Update: August 29, 2020
When Trevor Rogers took to the mound last Tuesday in his Major League debut, this entire community stood with him.
Carlsbad has often been labeled as a “baseball town,” and it is a designation that this community proudly embraces. Our competitive Little League programs begin here at a young age, and we never look back from there. It isn’t unusual to see every single age bracket during the summer all-star state champions include at least one Carlsbad team in the finals.
Carlsbad’s storied history as a baseball town has several highlights.
On Aug. 11, 1959, Gil Carter, a member of the Carlsbad Potashers minor league team and a former prizefighter from Kansas, hit a 730 foot homer that landed near a distant peach tree. This home run is still widely considered to be the longest in baseball history, and it happened in Carlsbad. There’s a memorial set up at the Cascades at the approximate spot where the ball was hit at Montgomery Field.
In 1971, Coach Dave Perini took over as head coach of Carlsbad High School’s baseball team. The coaching staff included Tom Forni, Gary Whittemore and Richard Mattson. The four men would head Carlsbad’s baseball program for nearly four decades.
Under their leadership, Carlsbad established the state’s dominant program. Perini led the Cavemen to a 105-22 record during his coaching season. Coach Forni led the Cavemen to six of their 11 state titles and never had a losing season.
In 1990, the Carlsbad Cavemen were picked as the nation’s best high school baseball team. The roster included Shane Andrews, who went on to play in the majors from 1995 through 2002 and was the first player to hit a home run in the new millennium. Andrews deserves special mention for his constant support for this community. Shane has returned so much to the youth of Carlsbad as a coach and outstanding citizen.
Another Carlsbad player, Paxton Crawford, played for the Red Sox for two years at the same time.
In 2010, former Carlsbad High School standout Cody Ross was voted MVP of the National League Championship Series. His Giants went on to beat the Rangers in the World Series. Nicknamed “Toy Cannon” and “Ross the Boss”- Cody brought national attention to Carlsbad’s baseball program.
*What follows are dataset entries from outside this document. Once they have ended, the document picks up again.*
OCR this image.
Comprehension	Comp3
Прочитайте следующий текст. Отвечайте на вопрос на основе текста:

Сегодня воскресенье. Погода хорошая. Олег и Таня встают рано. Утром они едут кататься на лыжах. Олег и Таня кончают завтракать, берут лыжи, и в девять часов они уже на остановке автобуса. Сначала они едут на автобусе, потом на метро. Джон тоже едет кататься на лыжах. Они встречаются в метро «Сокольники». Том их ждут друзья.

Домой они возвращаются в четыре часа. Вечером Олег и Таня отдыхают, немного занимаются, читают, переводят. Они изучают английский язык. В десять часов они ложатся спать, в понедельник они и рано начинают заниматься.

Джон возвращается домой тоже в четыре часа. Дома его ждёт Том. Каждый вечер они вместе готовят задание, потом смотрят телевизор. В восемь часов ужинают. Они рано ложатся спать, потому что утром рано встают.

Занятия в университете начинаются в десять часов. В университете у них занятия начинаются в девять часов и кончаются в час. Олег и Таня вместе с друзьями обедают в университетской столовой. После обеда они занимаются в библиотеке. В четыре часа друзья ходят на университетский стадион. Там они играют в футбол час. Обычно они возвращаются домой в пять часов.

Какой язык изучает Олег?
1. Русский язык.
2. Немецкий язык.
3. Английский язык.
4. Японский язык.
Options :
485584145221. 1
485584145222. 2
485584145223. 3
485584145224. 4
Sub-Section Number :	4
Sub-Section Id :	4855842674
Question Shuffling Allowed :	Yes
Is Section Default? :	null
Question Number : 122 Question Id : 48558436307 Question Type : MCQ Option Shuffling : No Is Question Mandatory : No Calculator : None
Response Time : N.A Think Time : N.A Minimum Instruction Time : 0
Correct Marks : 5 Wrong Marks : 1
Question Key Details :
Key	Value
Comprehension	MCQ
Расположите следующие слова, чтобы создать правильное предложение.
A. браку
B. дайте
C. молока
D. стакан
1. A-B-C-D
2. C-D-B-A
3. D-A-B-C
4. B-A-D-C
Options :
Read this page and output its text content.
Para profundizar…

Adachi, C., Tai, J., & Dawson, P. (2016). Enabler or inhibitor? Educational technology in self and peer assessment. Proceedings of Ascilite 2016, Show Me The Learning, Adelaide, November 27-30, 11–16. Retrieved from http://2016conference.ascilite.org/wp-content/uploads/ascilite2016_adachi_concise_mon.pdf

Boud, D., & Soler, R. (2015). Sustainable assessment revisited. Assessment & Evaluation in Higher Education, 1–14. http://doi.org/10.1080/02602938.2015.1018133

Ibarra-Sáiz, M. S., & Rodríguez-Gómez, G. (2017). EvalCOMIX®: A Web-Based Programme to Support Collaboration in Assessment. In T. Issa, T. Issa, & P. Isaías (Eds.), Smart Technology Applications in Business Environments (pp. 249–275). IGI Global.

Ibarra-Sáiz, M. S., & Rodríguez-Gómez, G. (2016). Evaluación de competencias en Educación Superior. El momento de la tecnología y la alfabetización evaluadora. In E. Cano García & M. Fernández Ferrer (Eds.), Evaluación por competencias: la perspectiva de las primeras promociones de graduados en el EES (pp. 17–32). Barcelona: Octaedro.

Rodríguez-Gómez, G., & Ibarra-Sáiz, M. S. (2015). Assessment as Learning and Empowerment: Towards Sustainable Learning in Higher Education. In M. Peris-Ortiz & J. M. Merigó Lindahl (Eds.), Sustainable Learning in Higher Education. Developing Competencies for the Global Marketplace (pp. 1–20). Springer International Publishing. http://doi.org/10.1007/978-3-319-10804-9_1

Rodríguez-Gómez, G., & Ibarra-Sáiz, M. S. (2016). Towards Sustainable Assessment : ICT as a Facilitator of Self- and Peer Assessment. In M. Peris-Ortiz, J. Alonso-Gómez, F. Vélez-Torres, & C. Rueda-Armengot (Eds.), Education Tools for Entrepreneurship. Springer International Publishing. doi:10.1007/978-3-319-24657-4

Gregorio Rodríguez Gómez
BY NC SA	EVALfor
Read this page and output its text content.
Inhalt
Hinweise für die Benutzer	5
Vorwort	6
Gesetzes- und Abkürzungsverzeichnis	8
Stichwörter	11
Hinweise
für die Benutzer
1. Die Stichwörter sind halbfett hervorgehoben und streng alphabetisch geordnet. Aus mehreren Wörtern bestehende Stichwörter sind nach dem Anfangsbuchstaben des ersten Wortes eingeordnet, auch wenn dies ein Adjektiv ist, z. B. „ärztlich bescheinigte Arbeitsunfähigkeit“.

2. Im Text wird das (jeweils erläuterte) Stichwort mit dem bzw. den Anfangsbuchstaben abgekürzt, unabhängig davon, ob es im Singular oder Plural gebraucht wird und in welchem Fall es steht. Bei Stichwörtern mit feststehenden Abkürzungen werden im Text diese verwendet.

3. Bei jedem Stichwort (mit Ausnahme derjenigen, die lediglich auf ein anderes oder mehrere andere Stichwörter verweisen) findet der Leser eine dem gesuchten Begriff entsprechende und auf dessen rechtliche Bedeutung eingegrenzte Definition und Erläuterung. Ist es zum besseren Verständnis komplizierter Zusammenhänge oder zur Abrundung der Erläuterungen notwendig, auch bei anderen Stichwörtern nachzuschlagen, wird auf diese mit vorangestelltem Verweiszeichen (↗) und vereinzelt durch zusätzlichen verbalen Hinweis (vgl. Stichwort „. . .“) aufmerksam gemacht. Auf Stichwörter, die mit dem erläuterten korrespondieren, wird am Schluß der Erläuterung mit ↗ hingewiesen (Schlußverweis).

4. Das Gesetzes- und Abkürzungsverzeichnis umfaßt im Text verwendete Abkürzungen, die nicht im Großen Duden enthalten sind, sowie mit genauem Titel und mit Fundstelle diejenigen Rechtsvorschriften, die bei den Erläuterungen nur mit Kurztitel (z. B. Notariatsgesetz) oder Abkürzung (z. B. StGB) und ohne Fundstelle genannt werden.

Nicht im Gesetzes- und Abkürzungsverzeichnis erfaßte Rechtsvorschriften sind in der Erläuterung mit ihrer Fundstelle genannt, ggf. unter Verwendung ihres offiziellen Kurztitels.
In 2017, another CHS standout, lefty pitcher Trevor Rogers, was a first-round draft pick by the Marlins. Rogers and Ross are cousins. Rogers has had a strong showing in minor league ball over the past few years and first entered the majors this week, where he struck out six batters in four innings in a victory over the Mets.
The list of outstanding players over the past five decades could go on for pages, but should certainly include Brian Hall, John Crider, Preston Ballew, Brian Flores, Michael Perini, Wally Lester, Eric Chaves, Terry Cox, Frankie Rodriguez (“The Loving Flash”), Tim and Don Gadbury, Tim Perry, Kenny Toves, Mark Beeman, Todd and Corey Weldon.
Recently, coaches such as Alan Edmondson and Cody May have continued with Carlsbad baseball’s winning traditions.
The Cavegirl Softball program, frequently under the watch of John Tigert and Jim Sams, has developed its own winning tradition every bit as lasting as our baseball legacy.
“It means pride, tradition and all the things that make up a good program remain intact,” Coach Perini once said about Carlsbad’s baseball legacy. “I remember telling my ’72 team ‘You guys are the grandparents of the guys to come. Break the barrier, and you’ll be the guys who get this started.’”
Congratulations to Trevor Rogers on his incredible accomplishments this week, and we look forward to many more.